Automata & formal languages
A formal language is a set of strings over an alphabet, and an automaton is an abstract machine that decides which strings belong — the foundation for parsing, regex, and what “computable” even means.
Why it matters
This is where computation gets a precise definition. Regular expressions, the lexers in every compiler, protocol validators, and search engines all rest on automata theory. The Chomsky hierarchy tells you, before you write a line of code, whether a problem is even solvable with the tool you reached for — e.g. why you cannot match balanced parentheses with a true regular expression.
How it works
The classic ladder of language classes, each strictly more powerful, with a matching machine:
- Regular — recognized by finite automata (
DFA/NFA); exactly what regular expressions describe. Finite memory only, so no counting. - Context-free — recognized by pushdown automata (a finite machine plus a stack); generated by
grammars like
S -> aSb | ε. The stack lets them balance nesting. - Context-sensitive and recursively enumerable — top of the ladder, recognized by the Turing machine, the model of general computation.

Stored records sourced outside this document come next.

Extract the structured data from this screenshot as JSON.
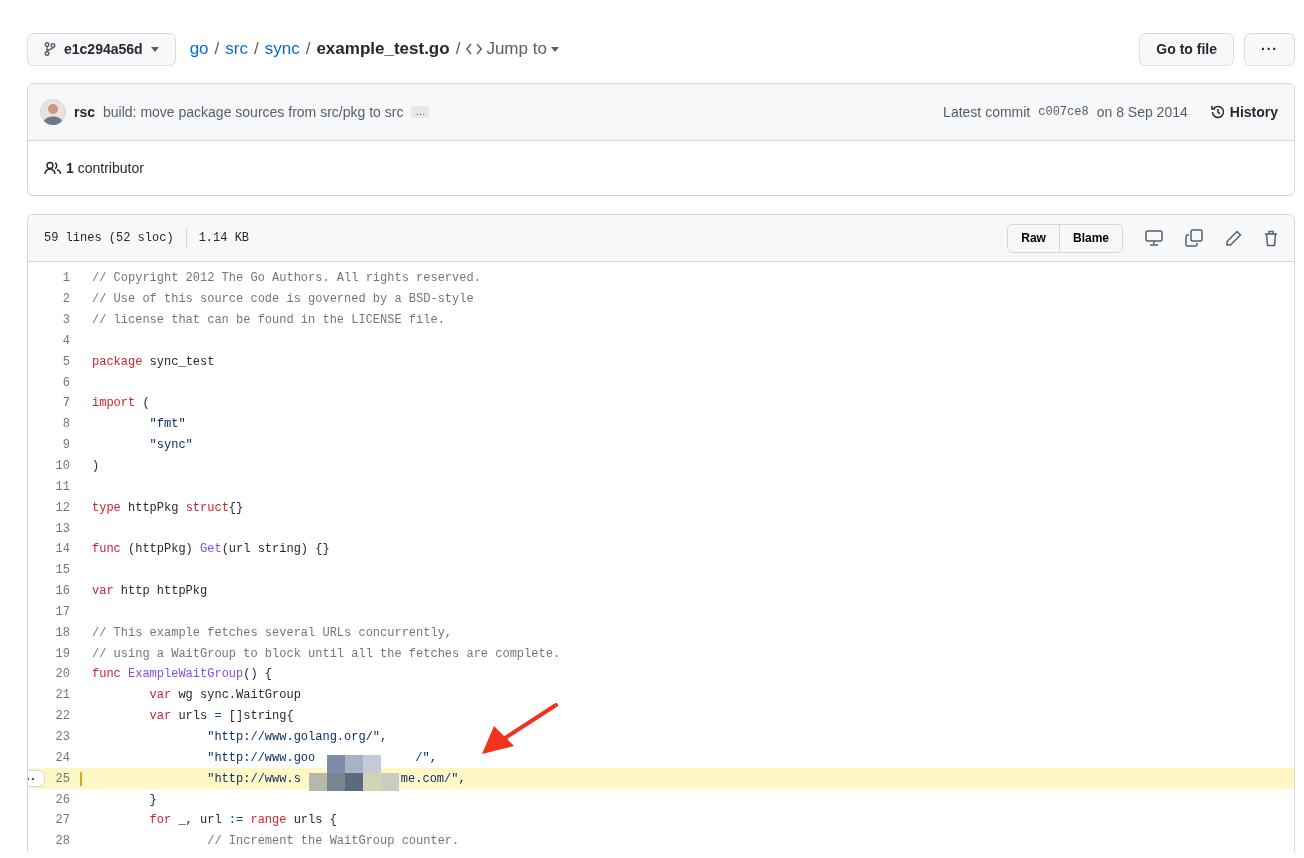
{
  "branch": {
    "label": "e1c294a56d"
  },
  "breadcrumb": [
    {
      "label": "go",
      "kind": "link"
    },
    {
      "label": "/",
      "kind": "separator"
    },
    {
      "label": "src",
      "kind": "link"
    },
    {
      "label": "/",
      "kind": "separator"
    },
    {
      "label": "sync",
      "kind": "link"
    },
    {
      "label": "/",
      "kind": "separator"
    },
    {
      "label": "example_test.go",
      "kind": "current"
    },
    {
      "label": "/",
      "kind": "separator"
    }
  ],
  "jump_to": "Jump to",
  "actions": {
    "go_to_file": "Go to file",
    "more": "···"
  },
  "commit": {
    "author": "rsc",
    "message": "build: move package sources from src/pkg to src",
    "ellipsis": "…",
    "latest_label": "Latest commit",
    "sha": "c007ce8",
    "date": "on 8 Sep 2014",
    "history": "History"
  },
  "contributors": {
    "count": "1",
    "label": "contributor"
  },
  "file": {
    "lines_info": "59 lines (52 sloc)",
    "size": "1.14 KB",
    "buttons": [
      "Raw",
      "Blame"
    ]
  },
  "code": [
    {
      "n": "1",
      "highlighted": false,
      "tokens": [
        {
          "kind": "comment",
          "text": "// Copyright 2012 The Go Authors. All rights reserved."
        }
      ]
    },
    {
      "n": "2",
      "highlighted": false,
      "tokens": [
        {
          "kind": "comment",
          "text": "// Use of this source code is governed by a BSD-style"
        }
      ]
    },
    {
      "n": "3",
      "highlighted": false,
      "tokens": [
        {
          "kind": "comment",
          "text": "// license that can be found in the LICENSE file."
        }
      ]
    },
    {
      "n": "4",
      "highlighted": false
    },
    {
      "n": "5",
      "highlighted": false,
      "tokens": [
        {
          "kind": "keyword",
          "text": "package"
        },
        {
          "kind": "plain",
          "text": " sync_test"
        }
      ]
    },
    {
      "n": "6",
      "highlighted": false
    },
    {
      "n": "7",
      "highlighted": false,
      "tokens": [
        {
          "kind": "keyword",
          "text": "import"
        },
        {
          "kind": "plain",
          "text": " ("
        }
      ]
    },
    {
      "n": "8",
      "highlighted": false,
      "tokens": [
        {
          "kind": "string",
          "text": "\t\"fmt\""
        }
      ]
    },
    {
      "n": "9",
      "highlighted": false,
      "tokens": [
        {
          "kind": "string",
          "text": "\t\"sync\""
        }
      ]
    },
    {
      "n": "10",
      "highlighted": false,
      "tokens": [
        {
          "kind": "plain",
          "text": ")"
        }
      ]
    },
    {
      "n": "11",
      "highlighted": false
    },
    {
      "n": "12",
      "highlighted": false,
      "tokens": [
        {
          "kind": "keyword",
          "text": "type"
        },
        {
          "kind": "plain",
          "text": " httpPkg "
        },
        {
          "kind": "keyword",
          "text": "struct"
        },
        {
          "kind": "plain",
          "text": "{}"
        }
      ]
    },
    {
      "n": "13",
      "highlighted": false
    },
    {
      "n": "14",
      "highlighted": false,
      "tokens": [
        {
          "kind": "keyword",
          "text": "func"
        },
        {
          "kind": "plain",
          "text": " (httpPkg) "
        },
        {
          "kind": "function",
          "text": "Get"
        },
        {
          "kind": "plain",
          "text": "(url string) {}"
        }
      ]
    },
    {
      "n": "15",
      "highlighted": false
    },
    {
      "n": "16",
      "highlighted": false,
      "tokens": [
        {
          "kind": "keyword",
          "text": "var"
        },
        {
          "kind": "plain",
          "text": " http httpPkg"
        }
      ]
    },
    {
      "n": "17",
      "highlighted": false
    },
    {
      "n": "18",
      "highlighted": false,
      "tokens": [
        {
          "kind": "comment",
          "text": "// This example fetches several URLs concurrently,"
        }
      ]
    },
    {
      "n": "19",
      "highlighted": false,
      "tokens": [
        {
          "kind": "comment",
          "text": "// using a WaitGroup to block until all the fetches are complete."
        }
      ]
    },
    {
      "n": "20",
      "highlighted": false,
      "tokens": [
        {
          "kind": "keyword",
          "text": "func"
        },
        {
          "kind": "function",
          "text": " ExampleWaitGroup"
        },
        {
          "kind": "plain",
          "text": "() {"
        }
      ]
    },
    {
      "n": "21",
      "highlighted": false,
      "tokens": [
        {
          "kind": "keyword",
          "text": "\tvar"
        },
        {
          "kind": "plain",
          "text": " wg sync.WaitGroup"
        }
      ]
    },
    {
      "n": "22",
      "highlighted": false,
      "tokens": [
        {
          "kind": "keyword",
          "text": "\tvar"
        },
        {
          "kind": "plain",
          "text": " urls "
        },
        {
          "kind": "operator",
          "text": "="
        },
        {
          "kind": "plain",
          "text": " []string{"
        }
      ]
    },
    {
      "n": "23",
      "highlighted": false,
      "tokens": [
        {
          "kind": "string",
          "text": "\t\t\"http://www.golang.org/\""
        },
        {
          "kind": "plain",
          "text": ","
        }
      ]
    },
    {
      "n": "24",
      "highlighted": false,
      "tokens": [
        {
          "kind": "string",
          "text": "\t\t\"http://www.goo"
        },
        {
          "kind": "blur"
        },
        {
          "kind": "string",
          "text": "/\""
        },
        {
          "kind": "plain",
          "text": ","
        }
      ]
    },
    {
      "n": "25",
      "highlighted": true,
      "tokens": [
        {
          "kind": "string",
          "text": "\t\t\"http://www.s"
        },
        {
          "kind": "blur"
        },
        {
          "kind": "string",
          "text": "me.com/\""
        },
        {
          "kind": "plain",
          "text": ","
        }
      ]
    },
    {
      "n": "26",
      "highlighted": false,
      "tokens": [
        {
          "kind": "plain",
          "text": "\t}"
        }
      ]
    },
    {
      "n": "27",
      "highlighted": false,
      "tokens": [
        {
          "kind": "keyword",
          "text": "\tfor"
        },
        {
          "kind": "plain",
          "text": " _, url "
        },
        {
          "kind": "operator",
          "text": ":="
        },
        {
          "kind": "keyword",
          "text": " range"
        },
        {
          "kind": "plain",
          "text": " urls {"
        }
      ]
    },
    {
      "n": "28",
      "highlighted": false,
      "tokens": [
        {
          "kind": "comment",
          "text": "\t\t// Increment the WaitGroup counter."
        }
      ]
    }
  ]
}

A DFA is a directed graph of states: an edge per input symbol, one start state, a set of
accepting states. An NFA allows multiple/ε transitions but recognizes the same languages — you can
always determinize it via subset construction. The pumping lemma is the standard tool for proving
a language is not regular (or not context-free).
Example
A DFA over {a, b} accepting strings with an even number of as — two states, even and odd:
state even: on a -> odd; on b -> even (accepting)
state odd: on a -> even; on b -> odd
start = even
Feed abba: even -> odd -> odd -> odd -> even → accept. A trie is a closely related
structure: a DFA-shaped tree that recognizes a finite set of words.
Pitfalls
- Asking regex to count or balance — matching
a^n b^nor nested brackets needs a stack; that is context-free, beyond true regular languages. (Many “regex” engines cheat with extensions.) - Confusing
NFApower withDFApower — nondeterminism adds convenience, not expressiveness; both recognize exactly the regular languages. - Forgetting the pumping lemma proves a negative only — passing it does not prove a language is regular.